De petites activités sont aussi prévues au sol. Mais ce qui retiendra aussi l’attention, c’est un record Guinness de plongeon extrême à partir d’un ballon, par la plongeuse québécoise Lysanne Richard, un événement qui vaudra le déplacement à lui seul.

«Ce qui remplace le festival cette année va permettre de colorer le ciel de Saint-Jean et de soutenir notre marque ballon», apporte aussi le Latuquois. La clé, selon lui, est de sortir des sentiers battus et de ne pas passer trop de temps à songer à ce qu’on fait habituellement, car on ne peut plus le faire.

La Tuque

Eric Boivin n’a pas le sentiment d’avoir quitté La Tuque. Latuquois, il l’est toujours, plus de la moitié de sa famille y habite : « C’est comme si je n’avais jamais quitté, c’est encore chez moi ». Son frère a acheté la maison familiale et il s’y sent toujours autant chez lui quand il va y passer du temps, deux ou trois fois par année.

Ce que La Tuque lui évoque, quand il était tout jeune, c’est la liberté qu’on y retrouvait : « On sortait jouer dehors et le »call« c’était (de rentrer) à la noirceur. Je pouvais partir de la rue Caron, aller jouer à la terrasse Maurice ou au quartier Bel-Air, ce n’était pas grave, c’était sécuritaire. On avait des amis partout. Je pense que ça, ça nous a appris à être sociables et à être confiants ». Pas de règles liées à la mobilité.

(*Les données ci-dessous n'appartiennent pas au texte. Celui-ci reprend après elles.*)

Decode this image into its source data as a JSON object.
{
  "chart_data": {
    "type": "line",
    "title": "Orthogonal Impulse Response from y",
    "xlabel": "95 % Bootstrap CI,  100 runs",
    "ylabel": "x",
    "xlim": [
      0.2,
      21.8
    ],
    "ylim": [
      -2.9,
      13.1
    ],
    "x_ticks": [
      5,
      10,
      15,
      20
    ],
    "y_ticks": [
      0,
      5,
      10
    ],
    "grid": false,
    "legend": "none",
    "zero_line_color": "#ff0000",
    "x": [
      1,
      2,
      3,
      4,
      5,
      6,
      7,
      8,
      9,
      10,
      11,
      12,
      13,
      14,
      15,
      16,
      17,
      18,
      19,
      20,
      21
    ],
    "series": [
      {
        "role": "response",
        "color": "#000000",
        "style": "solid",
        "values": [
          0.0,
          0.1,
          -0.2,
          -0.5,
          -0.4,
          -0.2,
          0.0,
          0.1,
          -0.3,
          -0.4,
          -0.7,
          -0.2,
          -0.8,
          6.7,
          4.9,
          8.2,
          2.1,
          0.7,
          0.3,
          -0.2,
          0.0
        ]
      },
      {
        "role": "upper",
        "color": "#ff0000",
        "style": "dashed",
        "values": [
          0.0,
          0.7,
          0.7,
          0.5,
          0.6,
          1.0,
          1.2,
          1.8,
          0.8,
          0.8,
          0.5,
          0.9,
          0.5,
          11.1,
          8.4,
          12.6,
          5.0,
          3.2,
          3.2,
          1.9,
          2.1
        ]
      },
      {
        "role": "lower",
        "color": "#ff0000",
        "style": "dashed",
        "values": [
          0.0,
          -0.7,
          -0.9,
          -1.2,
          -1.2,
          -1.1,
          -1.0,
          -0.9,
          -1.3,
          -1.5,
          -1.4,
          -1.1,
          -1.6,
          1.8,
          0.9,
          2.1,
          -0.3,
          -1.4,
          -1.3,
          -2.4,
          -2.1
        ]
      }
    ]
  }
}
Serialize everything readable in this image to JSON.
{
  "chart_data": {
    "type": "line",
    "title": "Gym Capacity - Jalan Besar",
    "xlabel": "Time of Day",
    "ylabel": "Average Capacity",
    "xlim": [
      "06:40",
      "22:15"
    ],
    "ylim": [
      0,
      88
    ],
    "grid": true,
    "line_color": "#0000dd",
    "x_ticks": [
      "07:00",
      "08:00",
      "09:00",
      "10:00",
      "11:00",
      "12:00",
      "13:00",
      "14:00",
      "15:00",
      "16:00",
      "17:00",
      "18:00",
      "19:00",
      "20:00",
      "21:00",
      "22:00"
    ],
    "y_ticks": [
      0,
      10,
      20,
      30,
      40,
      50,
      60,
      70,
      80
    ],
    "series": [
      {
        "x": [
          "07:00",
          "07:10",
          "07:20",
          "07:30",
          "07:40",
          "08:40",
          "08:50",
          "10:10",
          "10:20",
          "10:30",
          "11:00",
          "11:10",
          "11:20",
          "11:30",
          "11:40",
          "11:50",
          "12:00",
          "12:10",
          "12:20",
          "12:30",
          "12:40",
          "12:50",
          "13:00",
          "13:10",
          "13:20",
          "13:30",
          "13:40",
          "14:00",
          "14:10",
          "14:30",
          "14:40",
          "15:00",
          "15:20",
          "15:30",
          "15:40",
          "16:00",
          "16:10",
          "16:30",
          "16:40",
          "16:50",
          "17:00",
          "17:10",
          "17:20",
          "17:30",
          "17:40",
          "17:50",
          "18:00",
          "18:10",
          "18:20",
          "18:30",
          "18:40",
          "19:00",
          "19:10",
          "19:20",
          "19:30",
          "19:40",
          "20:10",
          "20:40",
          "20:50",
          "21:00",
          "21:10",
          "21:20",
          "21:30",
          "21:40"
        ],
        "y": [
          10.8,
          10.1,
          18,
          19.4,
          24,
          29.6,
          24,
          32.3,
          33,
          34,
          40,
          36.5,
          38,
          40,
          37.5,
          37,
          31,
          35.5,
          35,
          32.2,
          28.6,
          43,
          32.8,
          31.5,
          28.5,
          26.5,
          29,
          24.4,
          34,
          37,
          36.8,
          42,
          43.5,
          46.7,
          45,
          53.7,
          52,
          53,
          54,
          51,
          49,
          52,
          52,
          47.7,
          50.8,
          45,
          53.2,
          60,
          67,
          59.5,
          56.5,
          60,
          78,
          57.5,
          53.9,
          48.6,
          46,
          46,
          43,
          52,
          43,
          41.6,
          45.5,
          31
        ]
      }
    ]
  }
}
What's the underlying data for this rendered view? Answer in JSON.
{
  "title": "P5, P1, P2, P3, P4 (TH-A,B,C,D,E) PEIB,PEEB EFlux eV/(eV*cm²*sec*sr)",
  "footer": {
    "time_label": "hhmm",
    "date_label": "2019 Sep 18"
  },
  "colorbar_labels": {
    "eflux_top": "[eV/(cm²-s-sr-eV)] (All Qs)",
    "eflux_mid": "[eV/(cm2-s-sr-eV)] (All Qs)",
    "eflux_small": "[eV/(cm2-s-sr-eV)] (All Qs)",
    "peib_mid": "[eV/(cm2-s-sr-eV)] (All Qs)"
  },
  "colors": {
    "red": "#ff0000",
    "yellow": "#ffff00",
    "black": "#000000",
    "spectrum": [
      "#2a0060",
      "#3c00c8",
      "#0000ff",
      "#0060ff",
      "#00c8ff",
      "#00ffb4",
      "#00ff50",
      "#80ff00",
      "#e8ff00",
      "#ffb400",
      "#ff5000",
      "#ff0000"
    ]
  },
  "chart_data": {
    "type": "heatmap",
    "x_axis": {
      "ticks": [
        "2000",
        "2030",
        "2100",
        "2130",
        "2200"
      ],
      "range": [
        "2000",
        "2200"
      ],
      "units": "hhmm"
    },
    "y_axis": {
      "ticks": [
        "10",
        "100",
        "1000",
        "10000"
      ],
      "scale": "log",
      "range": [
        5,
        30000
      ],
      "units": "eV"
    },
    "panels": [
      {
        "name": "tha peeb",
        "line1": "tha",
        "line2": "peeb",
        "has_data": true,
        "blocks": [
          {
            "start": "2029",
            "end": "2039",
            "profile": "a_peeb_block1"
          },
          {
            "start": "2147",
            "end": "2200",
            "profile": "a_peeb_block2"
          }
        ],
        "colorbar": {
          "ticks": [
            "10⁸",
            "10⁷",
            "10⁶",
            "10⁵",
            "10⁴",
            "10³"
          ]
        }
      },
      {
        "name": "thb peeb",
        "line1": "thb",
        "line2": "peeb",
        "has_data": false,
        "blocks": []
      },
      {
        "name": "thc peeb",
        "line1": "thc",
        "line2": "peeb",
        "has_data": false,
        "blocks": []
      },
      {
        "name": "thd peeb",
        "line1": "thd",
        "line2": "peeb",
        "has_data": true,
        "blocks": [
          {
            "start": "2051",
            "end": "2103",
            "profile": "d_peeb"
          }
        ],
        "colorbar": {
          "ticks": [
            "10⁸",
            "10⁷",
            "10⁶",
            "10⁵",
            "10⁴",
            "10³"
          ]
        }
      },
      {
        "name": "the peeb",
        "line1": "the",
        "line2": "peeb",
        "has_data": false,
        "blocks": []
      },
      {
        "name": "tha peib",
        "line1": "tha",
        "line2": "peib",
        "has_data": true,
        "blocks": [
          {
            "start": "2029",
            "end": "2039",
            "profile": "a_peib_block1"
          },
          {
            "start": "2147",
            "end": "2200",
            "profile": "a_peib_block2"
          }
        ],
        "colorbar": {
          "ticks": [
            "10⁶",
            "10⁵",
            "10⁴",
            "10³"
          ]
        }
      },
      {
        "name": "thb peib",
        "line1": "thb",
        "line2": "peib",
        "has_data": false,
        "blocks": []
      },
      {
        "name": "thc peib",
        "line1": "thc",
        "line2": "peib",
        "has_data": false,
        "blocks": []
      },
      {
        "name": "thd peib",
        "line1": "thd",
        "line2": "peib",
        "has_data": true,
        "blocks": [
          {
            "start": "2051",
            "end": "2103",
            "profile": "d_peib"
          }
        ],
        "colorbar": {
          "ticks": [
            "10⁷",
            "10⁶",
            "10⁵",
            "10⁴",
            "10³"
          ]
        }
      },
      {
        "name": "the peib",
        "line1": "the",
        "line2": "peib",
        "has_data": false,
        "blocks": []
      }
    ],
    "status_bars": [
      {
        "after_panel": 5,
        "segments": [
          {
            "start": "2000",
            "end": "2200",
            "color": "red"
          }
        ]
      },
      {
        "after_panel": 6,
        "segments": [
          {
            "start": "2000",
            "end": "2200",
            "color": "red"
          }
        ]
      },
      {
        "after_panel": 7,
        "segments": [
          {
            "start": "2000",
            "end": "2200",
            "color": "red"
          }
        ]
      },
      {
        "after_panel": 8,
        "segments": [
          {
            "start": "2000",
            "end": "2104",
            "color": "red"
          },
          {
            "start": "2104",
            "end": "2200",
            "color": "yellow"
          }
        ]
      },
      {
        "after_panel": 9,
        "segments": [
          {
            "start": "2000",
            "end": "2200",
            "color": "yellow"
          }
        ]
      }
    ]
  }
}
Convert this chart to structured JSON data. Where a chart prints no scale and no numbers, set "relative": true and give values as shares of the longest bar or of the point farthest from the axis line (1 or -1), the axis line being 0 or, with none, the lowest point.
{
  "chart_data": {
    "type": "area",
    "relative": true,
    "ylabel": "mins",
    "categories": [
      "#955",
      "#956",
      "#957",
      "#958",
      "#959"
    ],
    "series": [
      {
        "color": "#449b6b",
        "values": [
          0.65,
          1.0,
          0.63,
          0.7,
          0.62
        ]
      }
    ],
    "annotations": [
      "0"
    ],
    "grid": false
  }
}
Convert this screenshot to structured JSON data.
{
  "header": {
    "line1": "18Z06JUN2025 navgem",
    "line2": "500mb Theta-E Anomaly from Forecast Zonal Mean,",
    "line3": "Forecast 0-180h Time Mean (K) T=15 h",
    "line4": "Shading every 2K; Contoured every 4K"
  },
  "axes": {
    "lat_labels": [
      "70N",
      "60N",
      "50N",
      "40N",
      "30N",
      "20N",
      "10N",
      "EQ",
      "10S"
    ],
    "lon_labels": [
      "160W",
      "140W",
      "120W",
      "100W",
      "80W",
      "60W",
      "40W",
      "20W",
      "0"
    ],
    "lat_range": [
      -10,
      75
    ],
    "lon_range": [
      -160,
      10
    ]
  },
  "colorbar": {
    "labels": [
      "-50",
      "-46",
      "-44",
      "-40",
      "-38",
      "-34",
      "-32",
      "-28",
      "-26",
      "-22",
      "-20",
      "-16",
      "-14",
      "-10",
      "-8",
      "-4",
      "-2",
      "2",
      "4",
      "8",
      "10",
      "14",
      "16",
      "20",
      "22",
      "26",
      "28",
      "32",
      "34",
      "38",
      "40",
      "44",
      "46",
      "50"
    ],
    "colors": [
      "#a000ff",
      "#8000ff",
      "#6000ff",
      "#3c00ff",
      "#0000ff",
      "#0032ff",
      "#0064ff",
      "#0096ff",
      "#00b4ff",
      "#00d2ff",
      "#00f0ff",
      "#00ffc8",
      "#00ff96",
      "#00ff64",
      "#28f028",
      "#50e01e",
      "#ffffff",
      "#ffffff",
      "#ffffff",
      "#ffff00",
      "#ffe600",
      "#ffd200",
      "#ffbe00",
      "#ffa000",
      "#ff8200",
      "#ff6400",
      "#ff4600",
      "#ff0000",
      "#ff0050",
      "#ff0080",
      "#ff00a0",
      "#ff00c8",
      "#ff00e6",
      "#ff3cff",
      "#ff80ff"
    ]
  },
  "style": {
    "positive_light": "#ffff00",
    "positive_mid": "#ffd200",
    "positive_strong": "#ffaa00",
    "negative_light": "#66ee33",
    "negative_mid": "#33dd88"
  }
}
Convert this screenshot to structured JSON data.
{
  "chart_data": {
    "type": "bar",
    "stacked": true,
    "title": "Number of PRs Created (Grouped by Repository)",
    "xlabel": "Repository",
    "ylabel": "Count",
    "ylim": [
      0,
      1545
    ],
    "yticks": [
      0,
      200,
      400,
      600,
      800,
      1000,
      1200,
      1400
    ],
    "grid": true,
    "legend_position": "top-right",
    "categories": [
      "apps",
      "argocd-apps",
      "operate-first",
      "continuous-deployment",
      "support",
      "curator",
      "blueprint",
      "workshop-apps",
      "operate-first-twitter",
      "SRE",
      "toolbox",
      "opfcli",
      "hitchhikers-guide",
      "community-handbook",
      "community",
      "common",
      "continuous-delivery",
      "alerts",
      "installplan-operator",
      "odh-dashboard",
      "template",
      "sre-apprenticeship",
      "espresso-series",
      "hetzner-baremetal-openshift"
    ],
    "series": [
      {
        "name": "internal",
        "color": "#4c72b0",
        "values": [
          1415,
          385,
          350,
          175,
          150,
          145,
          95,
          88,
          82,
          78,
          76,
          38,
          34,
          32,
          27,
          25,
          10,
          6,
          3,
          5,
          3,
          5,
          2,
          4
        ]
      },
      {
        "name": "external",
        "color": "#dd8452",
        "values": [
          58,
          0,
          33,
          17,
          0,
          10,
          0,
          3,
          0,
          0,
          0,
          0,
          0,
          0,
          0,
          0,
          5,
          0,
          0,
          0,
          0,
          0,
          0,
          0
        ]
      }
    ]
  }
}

Il pense que des Latuquois du même groupe d’âge que lui, comme Guy Fortin, Steven Guilbault, n’ont pas intériorisé de limite, ils sont « des gens qui osent, car ils proviennent d’un milieu où il y avait cette liberté ».

Il retient aussi l’amour de la nature, que sa ville natale lui a apporté :« Mon père avait des terres à bois, on a été élevés au Beaumont, l’été. Ça, ça ne m’a jamais quitté. Ce sont des héritages immenses ».

Il affirme qu’il n’aurait aucune difficulté à retourner vivre à La Tuque, si la vie le conduisait là, à la retraite ou professionnellement.

« Ce n’est pas impossible que j’aille y faire un tour avec des montgolfières, glisse-t-il en toute fin d’entrevue. S’il y a une occasion importante pour la ville, il n’est pas dit que Saint-Jean-sur-Richelieu ne serait pas fière de donner un coup de pouce […] Il nous arrive d’aller visiter d’autres municipalités dans des moments importants ». Le message est lancé, d’autant plus que de voir voler une montgolfière est toujours impressionnant.

D’ailleurs, pendant son entretien avec L’Écho, un de ses vieux potes latuquois l’appelait sur son cellulaire. C’est dire combien La Tuque ne nous quitte jamais.